Avant l'adoption du nouveau contrat à l'assemblée du 9 juillet, son indemnité de départ en cas de vente était plutôt estimée à 18,9 millions, indique la circulaire de direction. Le conseil d'administration a donc jugé que cette somme était insuffisante pour le retenir.

L'indemnité de départ n'est pas la seule singularité de la rémunération de M. Heins.
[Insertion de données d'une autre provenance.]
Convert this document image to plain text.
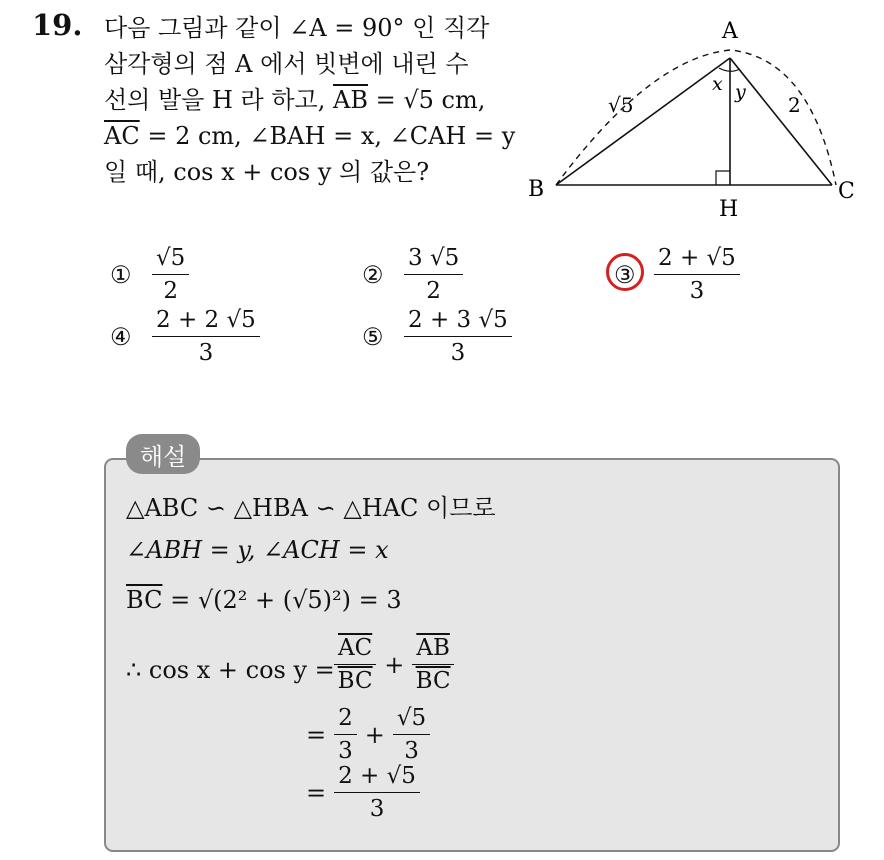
19. 다음 그림과 같이 ∠A = 90° 인 직각
삼각형의 점 A 에서 빗변에 내린 수
선의 발을 H 라 하고, $\overline{AB} = √5$ cm,
$\overline{AC} = 2$ cm, ∠BAH = x, ∠CAH = y
일 때, cos x + cos y 의 값은?
A
B	C
H
x y
√5	2
① $\frac{√5}{2}$	② $\frac{3 √5}{2}$	③ $\frac{2 + √5}{3}$
④ $\frac{2 + 2 √5}{3}$	⑤ $\frac{2 + 3 √5}{3}$
해설
△ABC ∽ △HBA ∽ △HAC 이므로
∠ABH = y, ∠ACH = x
$\overline{BC} = √(2^2 + (√5)^2) = 3$
∴ $\cos x + \cos y = \frac{\overline{AC}}{BC} + \frac{\overline{AB}}{BC}$
= $\frac{2}{3} + \frac{√5}{3}$
= $\frac{2 + √5}{3}$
Sans crier gare, le conseil a bonifié sa paye entre septembre 2012 et mars 2013 pour compenser, entre autres, l'impact du faible cours de l'action de l'entreprise sur la valeur des unités d'actions de M. Heins.

Ainsi, Thornsten Heins a touché un boni additionnel de 3 millions pour l'année se terminant en mars 2013. Cette somme, fixée arbitrairement par le conseil, s'ajoute à sa rémunération de 9,1 millions de l'année, mais elle ne figure pas au tableau de rémunération de l'entreprise.

Il est permis de douter que cette distribution excessive d'argent du conseil d'administration ait un impact réel sur la bonne conduite de l'entreprise. Certes, elle ne provoquera pas de révolte chez les actionnaires, puisqu'elle équivaut à seulement 10 à 15 cents par action. Toutefois, pour le commun des mortels, cette avalanche de millions pour une entreprise en perdition est une autre illustration des excès du système.